Let’s start by explaining the architecture with a simple diagram
Dapr connections have been setup declaratively using YAML files
The Key components in the above file:
type: Type of the pub-sub binding for Dapr to forward the message to. Here as I have connected it to Redis the type is pubsub.Redis. Similarly, if the binding was Azure service bus it would be pubsub.azure.servicebus.queues | pubsub.azure.servicebus.topics
metadata: These are the required values to make a successful connection. The above example has Redis details.
kind: This is an internal value for Dapr to understand what the config is about. there are various configs that you can add.
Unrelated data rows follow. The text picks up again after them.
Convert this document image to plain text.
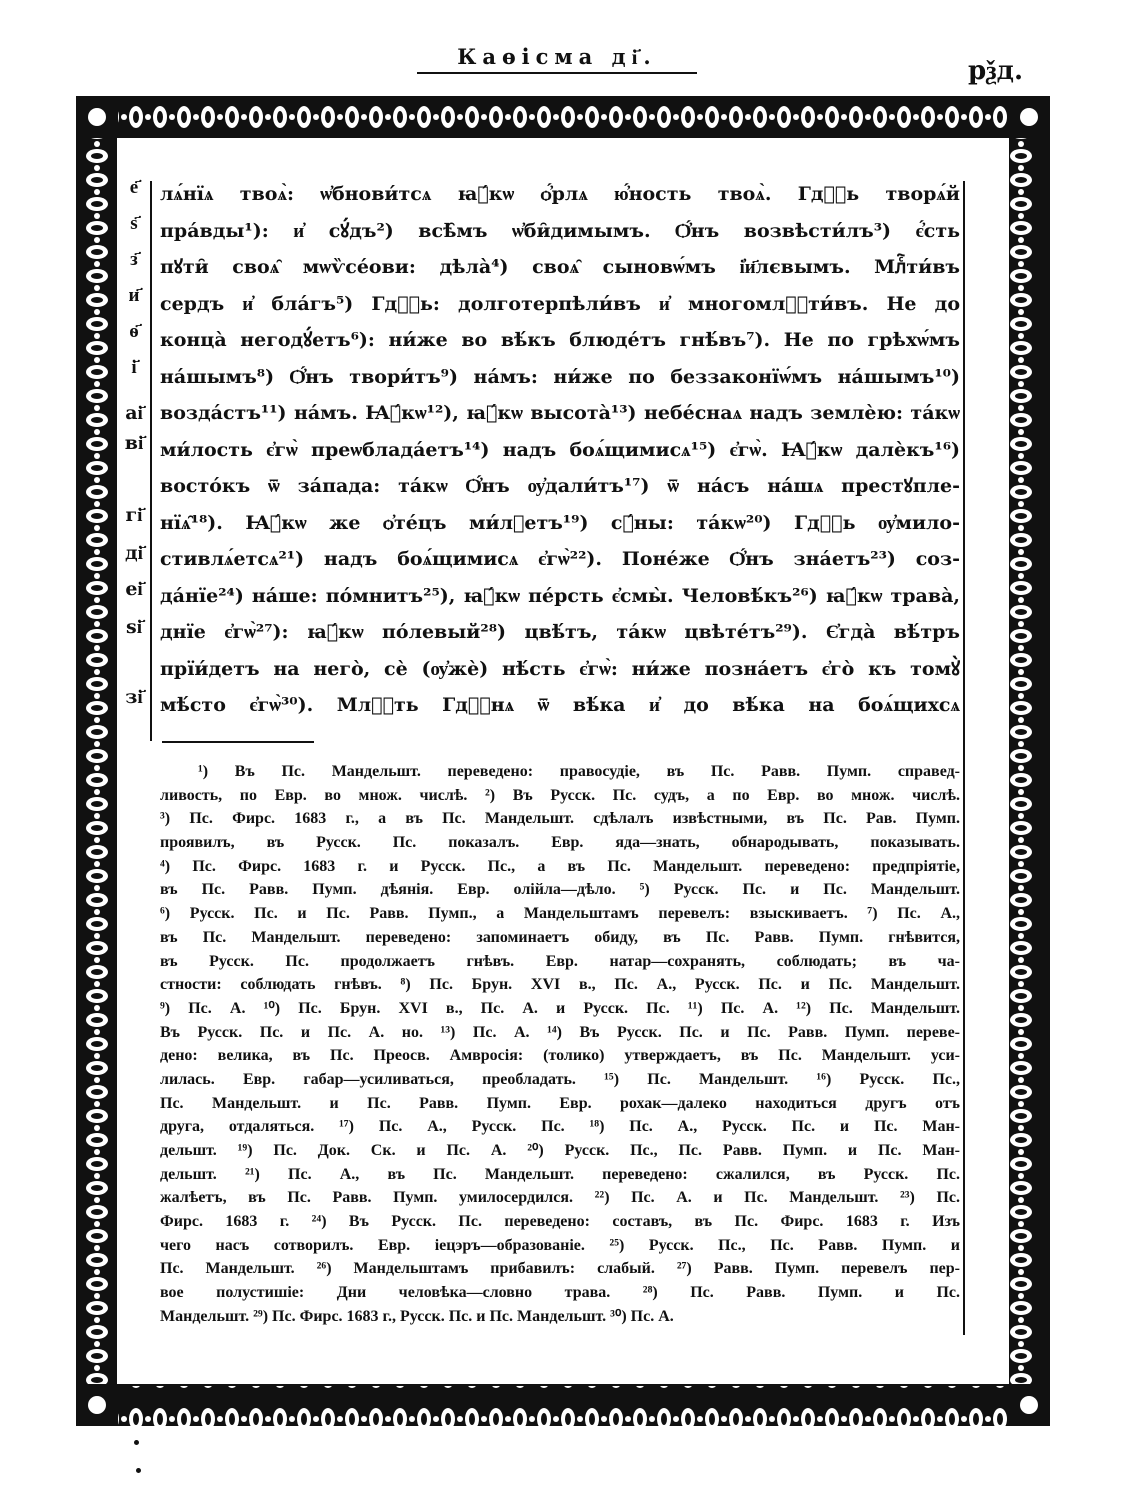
Каѳісма ді҃.	рѯд.
е҃
ѕ҃
з҃
и҃
ѳ҃
і҃
аі҃
ві҃
гі҃
ді҃
еі҃
ѕі҃
зі҃
лѧ́нїѧ твоѧ̀: ѡ҆бнови́тсѧ ꙗ҆́кѡ ѻ҆́рлѧ ю҆́ность твоѧ̀. Гдⷭ҇ь творѧ́й
пра́вды¹): и҆ сꙋ́дъ²) всѣ̑мъ ѡ҆би̑димымъ. Ѻ҆́нъ возвѣсти́лъ³) є҆́сть
пꙋти̑ своѧ̑ мѡѷсе́ови: дѣла̀⁴) своѧ̑ сыновѡ́мъ і҆и҃лєвымъ. Млⷭ҇ти́въ
сердъ и҆ бла́гъ⁵) Гдⷭ҇ь: долготерпѣли́въ и҆ многомлⷭ҇ти́въ. Не до
конца̀ негодꙋ́етъ⁶): ни́же во вѣ́къ блюде́тъ гнѣ́въ⁷). Не по грѣхѡ́мъ
на́шымъ⁸) Ѻ҆́нъ твори́тъ⁹) на́мъ: ни́же по беззаконїѡ́мъ на́шымъ¹⁰)
возда́стъ¹¹) на́мъ. Ꙗ҆́кѡ¹²), ꙗ҆́кѡ высота̀¹³) небе́снаѧ надъ землѐю: та́кѡ
ми́лость є҆гѡ̀ преѡблада́етъ¹⁴) надъ боѧ́щимисѧ¹⁵) є҆гѡ̀. Ꙗ҆́кѡ далѐкъ¹⁶)
восто́къ ѿ за́пада: та́кѡ Ѻ҆́нъ ѹ҆дали́тъ¹⁷) ѿ на́съ на́шѧ престꙋпле-
нїѧ̑¹⁸). Ꙗ҆́кѡ же ѻ҆те́цъ ми́лꙋетъ¹⁹) сꙋ́ны: та́кѡ²⁰) Гдⷭ҇ь ѹ҆мило-
стивлѧ́етсѧ²¹) надъ боѧ́щимисѧ є҆гѡ̀²²). Поне́же Ѻ҆́нъ зна́етъ²³) соз-
да́нїе²⁴) на́ше: по́мнитъ²⁵), ꙗ҆́кѡ пе́рсть є҆смы̀. Человѣ́къ²⁶) ꙗ҆́кѡ трава̀,
днїе є҆гѡ̀²⁷): ꙗ҆́кѡ по́левый²⁸) цвѣ́тъ, та́кѡ цвѣте́тъ²⁹). Є҆гда̀ вѣ́тръ
прїи́детъ на него̀, сѐ (ѹ҆жѐ) нѣ́сть є҆гѡ̀: ни́же позна́етъ є҆го̀ къ томꙋ̀
мѣ́сто є҆гѡ̀³⁰). Млⷭ҇ть Гдⷭ҇нѧ ѿ вѣ́ка и҆ до вѣ́ка на боѧ́щихсѧ
¹) Въ Пс. Мандельшт. переведено: правосудіе, въ Пс. Равв. Пумп. справед-
ливость, по Евр. во множ. числѣ. ²) Въ Русск. Пс. судъ, а по Евр. во множ. числѣ.
³) Пс. Фирс. 1683 г., а въ Пс. Мандельшт. сдѣлалъ извѣстными, въ Пс. Рав. Пумп.
проявилъ, въ Русск. Пс. показалъ. Евр. яда—знать, обнародывать, показывать.
⁴) Пс. Фирс. 1683 г. и Русск. Пс., а въ Пс. Мандельшт. переведено: предпріятіе,
въ Пс. Равв. Пумп. дѣянія. Евр. олійла—дѣло. ⁵) Русск. Пс. и Пс. Мандельшт.
⁶) Русск. Пс. и Пс. Равв. Пумп., а Мандельштамъ перевелъ: взыскиваетъ. ⁷) Пс. А.,
въ Пс. Мандельшт. переведено: запоминаетъ обиду, въ Пс. Равв. Пумп. гнѣвится,
въ Русск. Пс. продолжаетъ гнѣвъ. Евр. натар—сохранять, соблюдать; въ ча-
стности: соблюдать гнѣвъ. ⁸) Пс. Брун. XVI в., Пс. А., Русск. Пс. и Пс. Мандельшт.
⁹) Пс. А. ¹⁰) Пс. Брун. XVI в., Пс. А. и Русск. Пс. ¹¹) Пс. А. ¹²) Пс. Мандельшт.
Въ Русск. Пс. и Пс. А. но. ¹³) Пс. А. ¹⁴) Въ Русск. Пс. и Пс. Равв. Пумп. переве-
дено: велика, въ Пс. Преосв. Амвросія: (толико) утверждаетъ, въ Пс. Мандельшт. уси-
лилась. Евр. габар—усиливаться, преобладать. ¹⁵) Пс. Мандельшт. ¹⁶) Русск. Пс.,
Пс. Мандельшт. и Пс. Равв. Пумп. Евр. рохак—далеко находиться другъ отъ
друга, отдаляться. ¹⁷) Пс. А., Русск. Пс. ¹⁸) Пс. А., Русск. Пс. и Пс. Ман-
дельшт. ¹⁹) Пс. Док. Ск. и Пс. А. ²⁰) Русск. Пс., Пс. Равв. Пумп. и Пс. Ман-
дельшт. ²¹) Пс. А., въ Пс. Мандельшт. переведено: сжалился, въ Русск. Пс.
жалѣетъ, въ Пс. Равв. Пумп. умилосердился. ²²) Пс. А. и Пс. Мандельшт. ²³) Пс.
Фирс. 1683 г. ²⁴) Въ Русск. Пс. переведено: составъ, въ Пс. Фирс. 1683 г. Изъ
чего насъ сотворилъ. Евр. іецэръ—образованіе. ²⁵) Русск. Пс., Пс. Равв. Пумп. и
Пс. Мандельшт. ²⁶) Мандельштамъ прибавилъ: слабый. ²⁷) Равв. Пумп. перевелъ пер-
вое полустишіе: Дни человѣка—словно трава. ²⁸) Пс. Равв. Пумп. и Пс.
Мандельшт. ²⁹) Пс. Фирс. 1683 г., Русск. Пс. и Пс. Мандельшт. ³⁰) Пс. А.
One additional subscribe component is required for the consumer service when creating dapr connections.
Similar to the publish service having publish components the subscriber will need a subscribe component. That is an addition to the publish app declarations above which act as an address for the consumer service to listen on.
The Key components of the consumer service are:
kind: The kind here is Subscription. It specifies that declaration refers to subscription
rules: The rules mechanism above tells dapr where to forward the request to, it can be represented as an API endpoint.
default: default route as the name suggests is the default if none of the rules match
Adding more functionality and endpoints is easy. All that is needed is, adding more endpoints in the above subscribe component. Add the same endpoint to Laravel in the api.php route or web.php routes.
Publishing messages to new endpoints will require the publisher to change type to the new endpoint condition.
For example:
Adding modify service will entail. Adding a rule to above subscribe component.
apiVersion: dapr.io/v2alpha1
kind: Subscription
metadata:
name: subscribe
spec:
topic: orders
routes:
rules:
- match: 'event.type == "create"'
path: /api/dapr/create
- match: 'event.type == "cancel"'
path: /api/dapr/cancel
- match: 'event.type == "modify"'
path: /api/dapr/modify
default: /api/dapr/receive
pubsubname: pubsub-topics
Add an endpoint to Laravel
Route::post('/dapr/modify', [\App\Http\Controllers\DaprController::class, 'DaprModify']);
Fin..
Dapr provides us tools to drive event-driven, fault tolerent architectures. Dapr also is introducing workflows that can statefully do long running tasks. Hope you have learned new stuff and enjoyed this article. Thanks.